Since the last report, Plibersek said:

  • Threatened communities have grown by 20%, with places literally burned into endangerment.
  • The Murray Darling fell to its lowest water level on record (in 2019).
  • Australia now has more foreign plant species than native ones.
  • Marine heatwaves have caused mass coral bleaching in the Great Barrier Reef.
  • Warming temperatures have reduced kelp beds along the south-east coast, as well as threatening reef habitats and the abalone and lobster industries they support.
     

This is in addition to the news that Australia has lost “more mammal species to extinction than any other continent”, Plibersek said, with the koala perilously close to joining them as it was officially moved from ‘threatened’ to ‘endangered’ in Queensland, NSW and the ACT in February this year.

Plibersek added that Australia’s soil is generally in poor condition — and getting worse — as a result of erosion, deforestation (clearing over 7.7 million hectares of threatened species habitat between the years 2000 and 2017), intensive agriculture and climate change. This means the soil’s ability to regenerate and support life is diminished, and our agricultural output is lower than it could be.

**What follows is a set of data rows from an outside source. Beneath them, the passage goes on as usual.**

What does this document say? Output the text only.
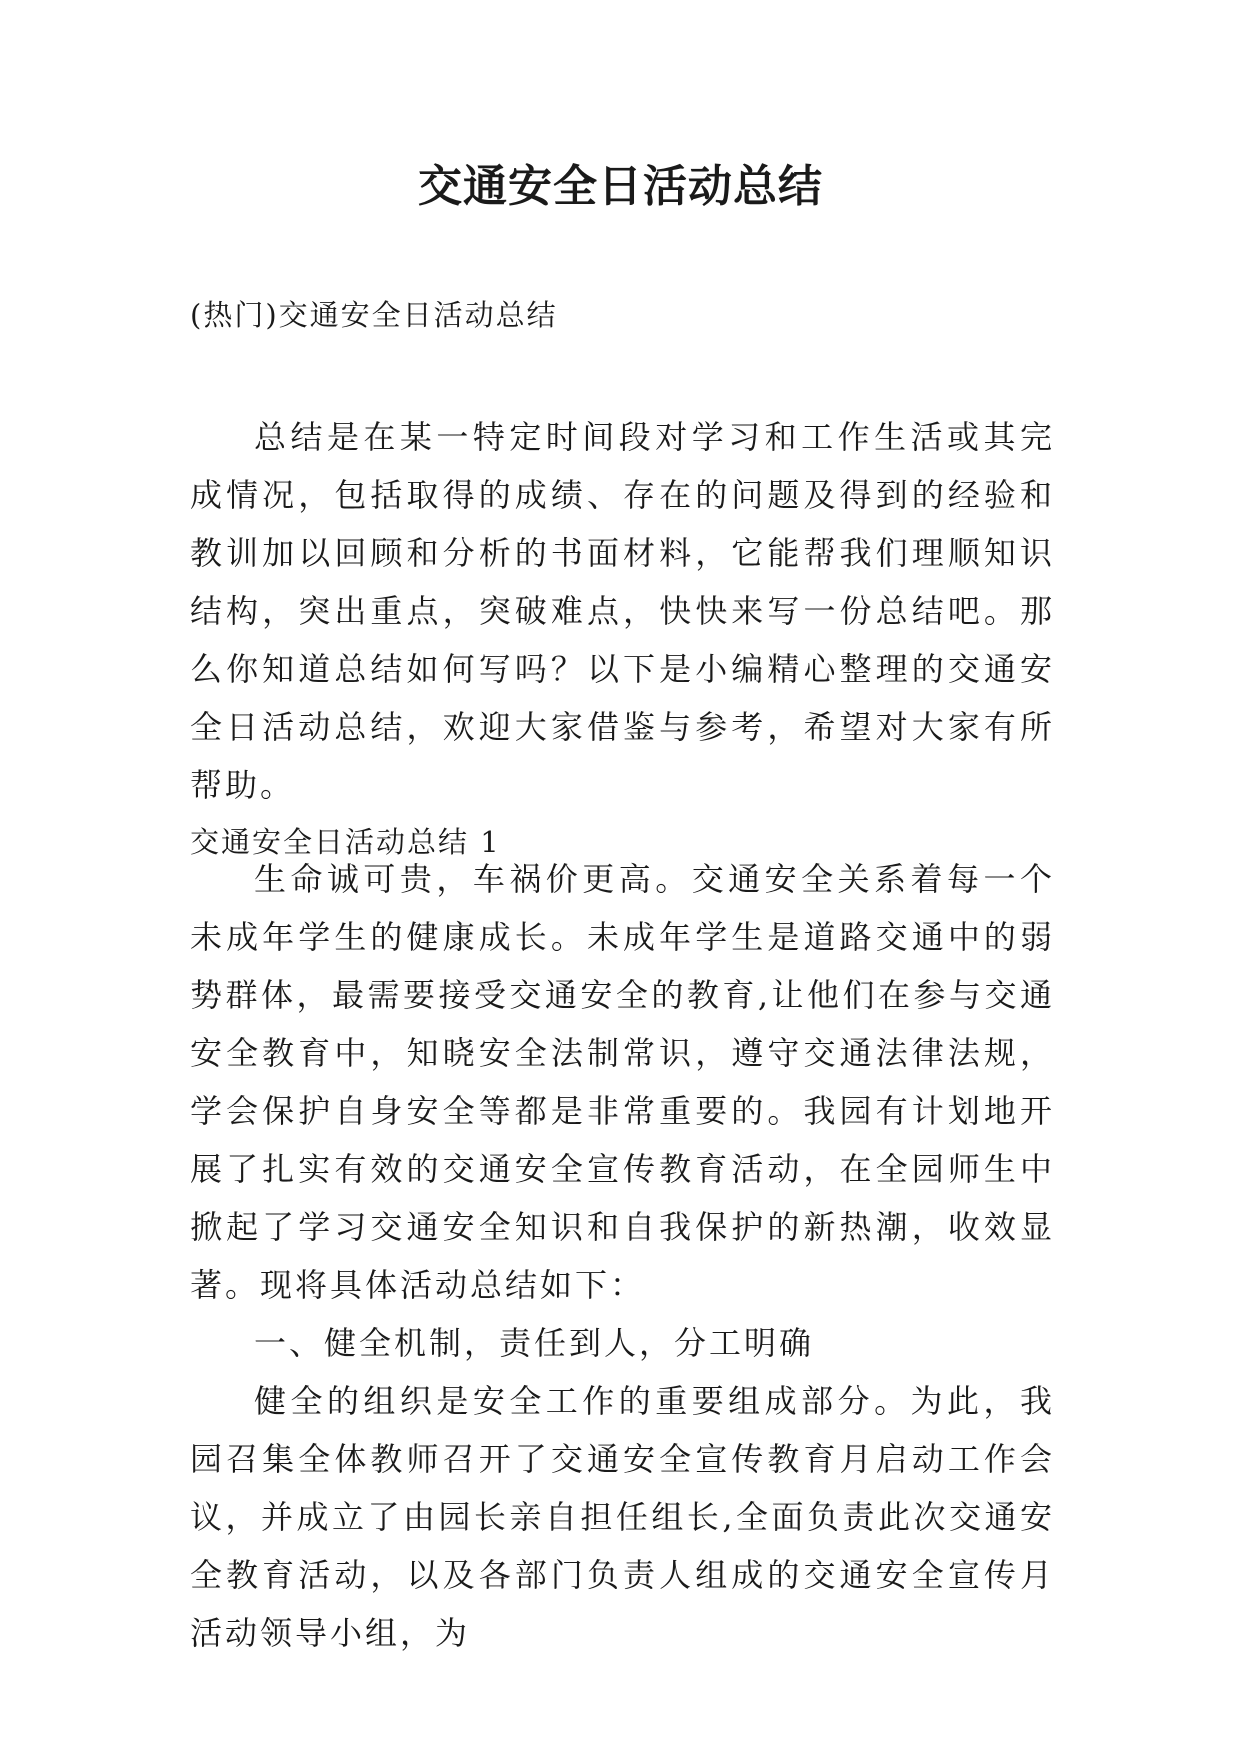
交通安全日活动总结
(热门)交通安全日活动总结

总结是在某一特定时间段对学习和工作生活或其完成情况，包括取得的成绩、存在的问题及得到的经验和教训加以回顾和分析的书面材料，它能帮我们理顺知识结构，突出重点，突破难点，快快来写一份总结吧。那么你知道总结如何写吗？以下是小编精心整理的交通安全日活动总结，欢迎大家借鉴与参考，希望对大家有所帮助。

交通安全日活动总结 1

生命诚可贵，车祸价更高。交通安全关系着每一个未成年学生的健康成长。未成年学生是道路交通中的弱势群体，最需要接受交通安全的教育,让他们在参与交通安全教育中，知晓安全法制常识，遵守交通法律法规，学会保护自身安全等都是非常重要的。我园有计划地开展了扎实有效的交通安全宣传教育活动，在全园师生中掀起了学习交通安全知识和自我保护的新热潮，收效显著。现将具体活动总结如下：

一、健全机制，责任到人，分工明确

健全的组织是安全工作的重要组成部分。为此，我园召集全体教师召开了交通安全宣传教育月启动工作会议，并成立了由园长亲自担任组长,全面负责此次交通安全教育活动，以及各部门负责人组成的交通安全宣传月活动领导小组，为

“Australia’s environment is bad and getting worse, as this report shows,” Plibersek said. “And much of the destruction outlined in the State of the Environment report will take years to turn around.”

Nevertheless, Plibersek said she was optimistic about the steps the government can take over the next three years, stating that she will be guided by three essential goals:

  1. To protect, to restore and to manage Australia’s environment.
  2. To protect our environment and heritage for the future.
  3. To restore environments that have already been damaged.

She also referenced an official review into the EPBC Act by Professor Graeme Samuel, which was presented to the Morrison government almost two years ago and said the Act was “outdated”, “ineffective” and “not fit to address current or future environmental challenges”. She said the Albanese government will formally respond to the Samuel Review by the end of the year, with the aim of developing new environmental legislation for 2023.